The fear which once surrounded the contraction of HIV no longer exists and as a result Barbadians have returned to the culture of sexual nonchalance which existed in the pre-epidemic years of the virus, says Minister of Culture John King.
King, who spoke to Barbados TODAY this morning on the sidelines of the launch of his ministry’s HIV awareness programme at Sky Mall, contends that the subject of HIV and AIDS no longer has the “shock value” that it used to and this has resulted in the continued rise in infections in Barbados as well as the wider region.
“Unfortunately, this is part of our regional culture where as long as something is not in your face all the time and you have gotten past the shock value of it, we tend to take our feet off the peddle. We tend to relax and go back to old habits that have been formed over centuries. This is why we see the numbers going back up again because people are not taking this thing seriously.”

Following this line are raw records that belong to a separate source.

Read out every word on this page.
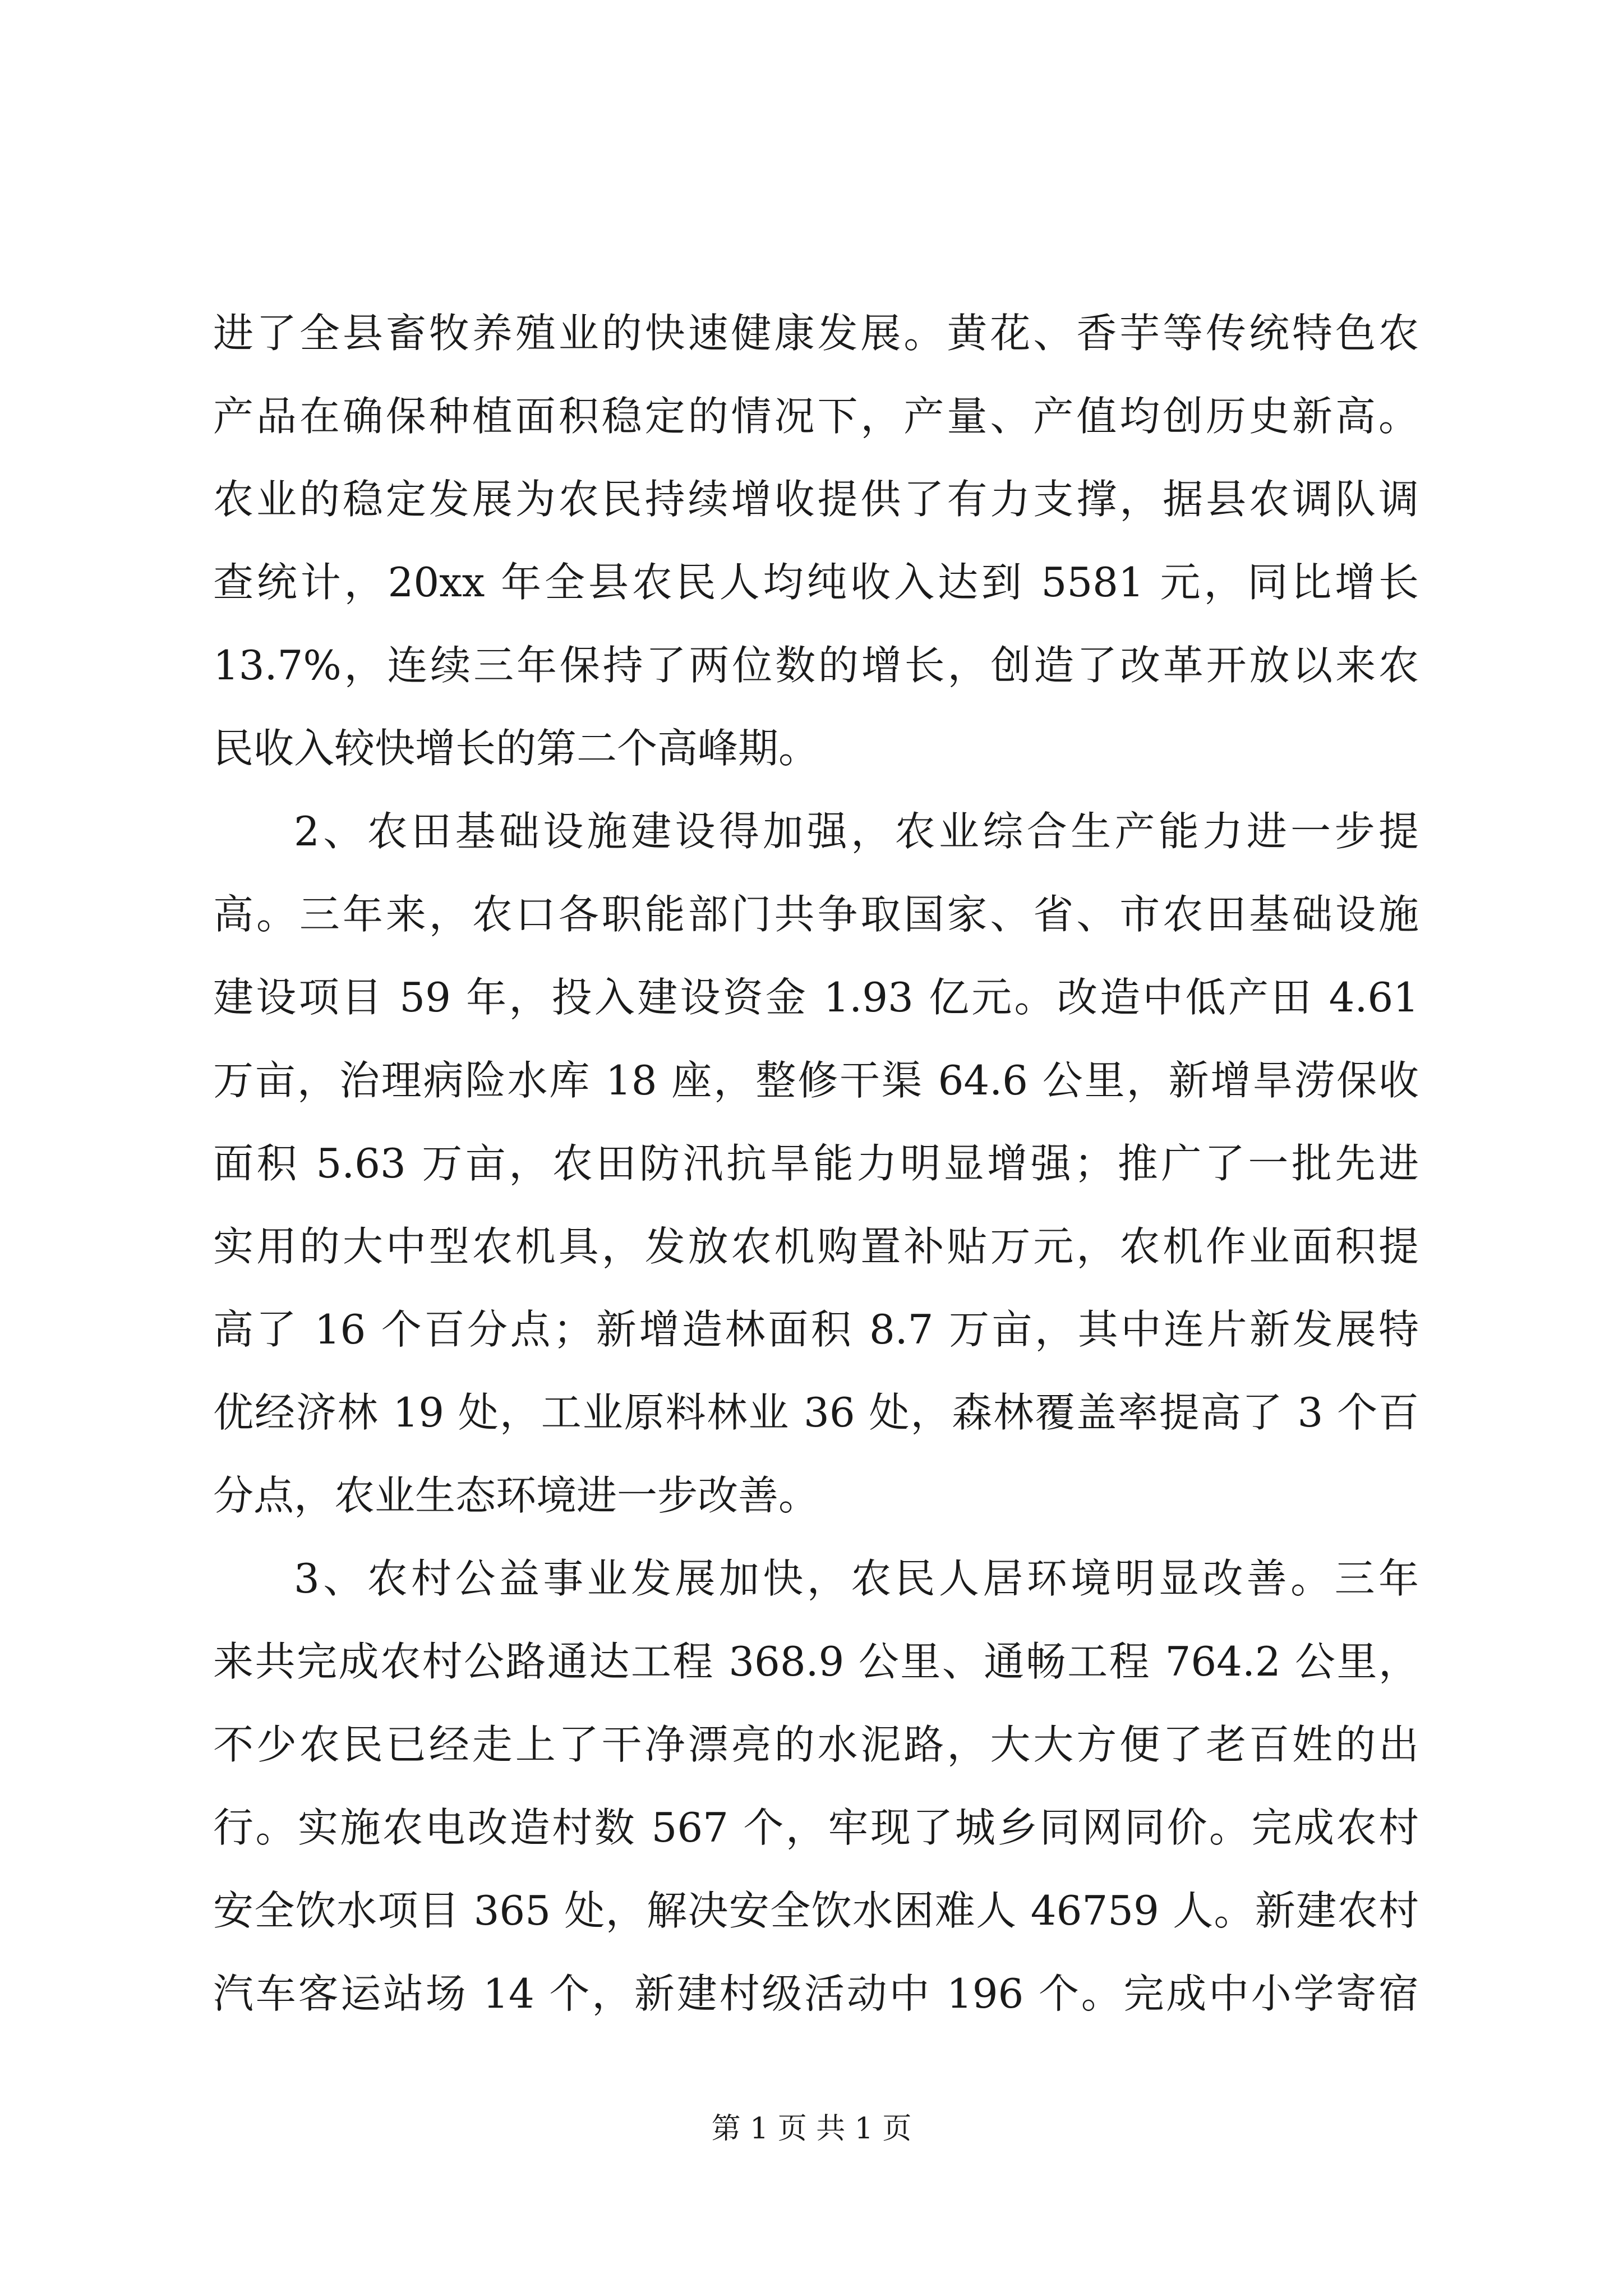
进了全县畜牧养殖业的快速健康发展。黄花、香芋等传统特色农
产品在确保种植面积稳定的情况下，产量、产值均创历史新高。
农业的稳定发展为农民持续增收提供了有力支撑，据县农调队调
查统计，20xx 年全县农民人均纯收入达到 5581 元，同比增长
13.7%，连续三年保持了两位数的增长，创造了改革开放以来农
民收入较快增长的第二个高峰期。
2、农田基础设施建设得加强，农业综合生产能力进一步提
高。三年来，农口各职能部门共争取国家、省、市农田基础设施
建设项目 59 年，投入建设资金 1.93 亿元。改造中低产田 4.61
万亩，治理病险水库 18 座，整修干渠 64.6 公里，新增旱涝保收
面积 5.63 万亩，农田防汛抗旱能力明显增强；推广了一批先进
实用的大中型农机具，发放农机购置补贴万元，农机作业面积提
高了 16 个百分点；新增造林面积 8.7 万亩，其中连片新发展特
优经济林 19 处，工业原料林业 36 处，森林覆盖率提高了 3 个百
分点，农业生态环境进一步改善。
3、农村公益事业发展加快，农民人居环境明显改善。三年
来共完成农村公路通达工程 368.9 公里、通畅工程 764.2 公里，
不少农民已经走上了干净漂亮的水泥路，大大方便了老百姓的出
行。实施农电改造村数 567 个，牢现了城乡同网同价。完成农村
安全饮水项目 365 处，解决安全饮水困难人 46759 人。新建农村
汽车客运站场 14 个，新建村级活动中 196 个。完成中小学寄宿
第 1 页 共 1 页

The Minister’s comments came just one day after Director of the HIV/AIDS Commission Dr Jaqueline Wiltshire revealed that sexual-transmitted diseases are on the rise. However, she made it clear that while there may be several reasons for the continued callous approach to sex by some Barbadians, the long-running recession was a contributing factor.
“There are some issues we find worrisome, such as the statistics as it relates to the increase of multi-partnering and the age at which people make their sexual debut. The reasons behind these behaviours are multifaceted. Some of them are cultural practices and some are linked to the recession. During a recession, you have more transactional sex and inter-generational sex,” she said during yesterday’s commemoration of World AIDS Day.
Wiltshire did not provide any numbers but according to UNAIDS statistics for 2018, Barbados had 3000 persons living with the disease.
However, this morning King suggested that the evidence points to a societal numbing regarding the seriousness of the disease. He argued that while he is happy that persons no longer see the disease as a death sentence, he is concerned that some may be losing sight of the importance of prevention.
“There is evidence of people being able to live really good lives with the disease and people now begin to say to themselves that it is not such a big deal anymore. People are considering the fact that there are antiviral drugs that we can use, so the attitude has changed again to that nonchalant approach,” said King.
He noted that Government will be ramping up the effort to reinforce the message of prevention as well as the need to stamp out discrimination against those living with the disease. King also argued these conversations must no longer be seen as only appropriate for adults, as the
cultural change necessary to combat the spread of the disease must begin at an early age.
“We must have continuous education and we must begin at an early age. Often times when we talk about sex, people believe that all we can do is have these adult conversations. The truth is that if you look at social media and even if you look at cartoons that our children watch, they are filled with subliminal messages on sex and these sorts of things,” said King.
“The time has come where we must mature to the point that we are comfortable discussing these sorts of topics with our young children because they are the ones who stand either to benefit or not benefit from the information,” he added.